Insgesamt verbesserten sich Angst, Selbstakzeptanz und Kompetenzeinschätzungen der Versuchsgruppe im Vergleich zur Kontrollgruppe merklich. Die Veränderungswerte lassen vermuten, daß eine Angstveränderung eher von motivationalen Faktoren abhängt und hohe Programm-Nutzung von steigender Motivation begleitet werden kann. Somit wird der Kompetenzaufbau in seiner angstsenkenden Funktion teilweise oder ganz aufgehoben.

Der zur Datenerhebung immense Zeitaufwand schränkt die Effek-tivität der Programmdurchführung erheblich ein. Die eingesetzten Instrumente sind teststatistisch von guter Qualität. Das eine genauere Wirkungsaufklärung nicht möglich ist, liegt wohl eher daran, daß zu viele Bedingungen und Treatment-Variationen einfließen und nicht nachträglich in ihren Wirkungen isoliert werden können. Besser wäre hier eine Reduzierung der Fragestellungen einerseits und mehr Methoden-Strategie andererseits (Fallstudien, Interviews, Experimente für spezifische Fragestellungen) gewesen.

Da keine institutionellen Veränderungen ins Auge gefaßt wurden und dies im Rahmen eines solchen Programms wohl auch nicht durchführbar ist, mußten die heute vorherrschenden schulischen Gegebenheiten akzeptiert und in der Programmdurchführung berücksichtigt werden. Die Interventionsmaßnahmen richten sich demnach ausschließlich auf die Person des Schülers und in zweiter Linie auch auf die Person des Lehrers. Hier sollte vielleicht die Überlegung ansetzen, ob eine, durch die Gegebenheiten produzierte Schulangst, allein durch individualisierte Maßnahmenpakete, welche sich ausschließlich auf Schüler und Lehrer beziehen, noch bewältigt werden kann.

Das Interventionsmaßnahmen zum Abbau von Schulangst stark auf einzelne Schülerpersönlichkeiten hin individualisiert werden müssen, um eine Wirksamkeit zu erzielen, ist im Laufe der empirischen Untersuchung deutlich geworden. Eine allgemeine Anwendung erscheint sehr problematisch. Man kann wohl im günstigsten Fall von einem vorgegebenen Grundmuster ausgehen, welches unter den jeweiligen Umständen, den Situationen und vor allem den jeweiligen Personenmerkmalen modifiziert werden muß.

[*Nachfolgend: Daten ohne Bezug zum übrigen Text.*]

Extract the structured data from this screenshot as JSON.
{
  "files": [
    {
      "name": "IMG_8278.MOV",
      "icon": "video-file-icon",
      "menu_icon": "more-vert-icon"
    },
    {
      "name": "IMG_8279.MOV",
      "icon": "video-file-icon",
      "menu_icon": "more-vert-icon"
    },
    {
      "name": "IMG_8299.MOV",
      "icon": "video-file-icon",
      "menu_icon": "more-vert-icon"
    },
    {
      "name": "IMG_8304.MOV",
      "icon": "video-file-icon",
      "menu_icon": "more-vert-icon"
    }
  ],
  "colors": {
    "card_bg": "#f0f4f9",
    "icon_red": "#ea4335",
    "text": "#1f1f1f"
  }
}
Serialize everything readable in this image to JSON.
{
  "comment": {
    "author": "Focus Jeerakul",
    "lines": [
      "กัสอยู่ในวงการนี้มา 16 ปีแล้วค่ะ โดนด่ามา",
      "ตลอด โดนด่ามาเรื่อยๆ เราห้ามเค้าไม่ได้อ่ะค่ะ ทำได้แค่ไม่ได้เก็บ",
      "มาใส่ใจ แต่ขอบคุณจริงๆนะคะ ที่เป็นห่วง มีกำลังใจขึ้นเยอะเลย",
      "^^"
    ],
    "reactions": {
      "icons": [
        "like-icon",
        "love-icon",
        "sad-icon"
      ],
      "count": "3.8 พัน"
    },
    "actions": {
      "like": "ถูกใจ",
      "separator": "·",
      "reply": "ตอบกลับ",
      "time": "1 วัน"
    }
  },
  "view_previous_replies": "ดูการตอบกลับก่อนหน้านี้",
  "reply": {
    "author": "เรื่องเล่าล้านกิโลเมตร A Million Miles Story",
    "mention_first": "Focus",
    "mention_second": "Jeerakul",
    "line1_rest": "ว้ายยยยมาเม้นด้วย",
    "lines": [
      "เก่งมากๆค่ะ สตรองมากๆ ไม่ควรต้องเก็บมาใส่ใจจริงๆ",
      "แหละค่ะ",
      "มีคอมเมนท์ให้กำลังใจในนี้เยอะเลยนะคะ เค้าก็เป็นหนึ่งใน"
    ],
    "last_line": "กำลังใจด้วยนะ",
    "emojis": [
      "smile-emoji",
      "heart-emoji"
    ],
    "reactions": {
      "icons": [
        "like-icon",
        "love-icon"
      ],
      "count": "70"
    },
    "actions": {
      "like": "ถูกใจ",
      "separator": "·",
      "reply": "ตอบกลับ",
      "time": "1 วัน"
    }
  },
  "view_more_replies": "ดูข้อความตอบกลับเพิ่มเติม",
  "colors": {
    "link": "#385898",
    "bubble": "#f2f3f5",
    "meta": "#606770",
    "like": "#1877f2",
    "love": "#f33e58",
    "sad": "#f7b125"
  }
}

Weiterhin stellt sich die Frage der Angemessenheit der Verfahren im Hinblick auf die Erfassung komplexer Strukturen. Hierzu kann man sagen, daß die Erarbeitung und Erprobung von Interventionsprogrammen zur Bewältigung von Schulangst unabdingbar erscheint, da wir uns ja offensichtlich mit dem Problem konfrontiert sehen, vor einer Überbewertung jedoch gewarnt werden muß.Grundsätzlich ist zu sagen, daß präventiv-kollektive Maßnahmen der Bedrohungsverhinderung, der Bedrohungsreduktion und der Effektivierung des Bewältigungsverhaltens Kriseninterventionen in Einzelfällen, welche spezielle Kompetenzen bei Lehrern erfordern, vorzuziehen sind.

Sollten die, bei der Durchführung des Programms gemachten, individuellen Erfahrungen teilweise auf den Gesamtkomplex Schule übertragbar sein, so sollte, vor einem handlungstheoretischen Hintergrund die Möglichkeit der Interessenorientierung schulischen Lernens erneut überdacht werden.

Einige Prinzipien interessengeleiteten Lernens könnten sein:

- stärkere Beachtung der Auswahlmöglichkeiten der Lerninhalte

- relative Freiheit der Anspruchsniveausetzung

- stärkere Beachtung von Selbstbewertung gegenüber Fremdbewertung

- bessere Ausstattung der Schulen mit Lehr- und Lernmitteln

- Veränderung der Lehrerrolle in Richtung Beratung bei Schwierigkeiten.

Bedrohung und die Notwendigkeit ihrer Bewältigung wären allerdings auch damit nicht aus der Schule verbannt. Demnach würde auch weiterhin das Bedürfnis, über angemessene Lern- und Arbeitstechniken zu verfügen, bei Schülern und Lehrern bestehen.


6. Literaturhinweise

1) Bedersdorfer, Hans Werner: "Angstverarbeitung von Schülern - Bewältigung von Schulangst und ihre Beeinflussung durch ein pädagogisches Interventions programm", Juventa Verlag, Weinheim und München, 1988.

2) Bohse-Wagner, Nikolaus: "Evaluation einer pädagogischen Intervention zum Abbau von Schulangst - Entstehung, Umsetzung und Wirksamkeitskontrolle einer Kurses 'Lern- und Arbeitstechniken' für Schüler", Verlag Peter Lang, Frankfurt am Main, Bern, New York, Paris, 1988.

3) "Meyers Kleines Lexikon - Pädagogik", Meyers Lexikonverlag, Mannheim, Wien, Zürich, 1988.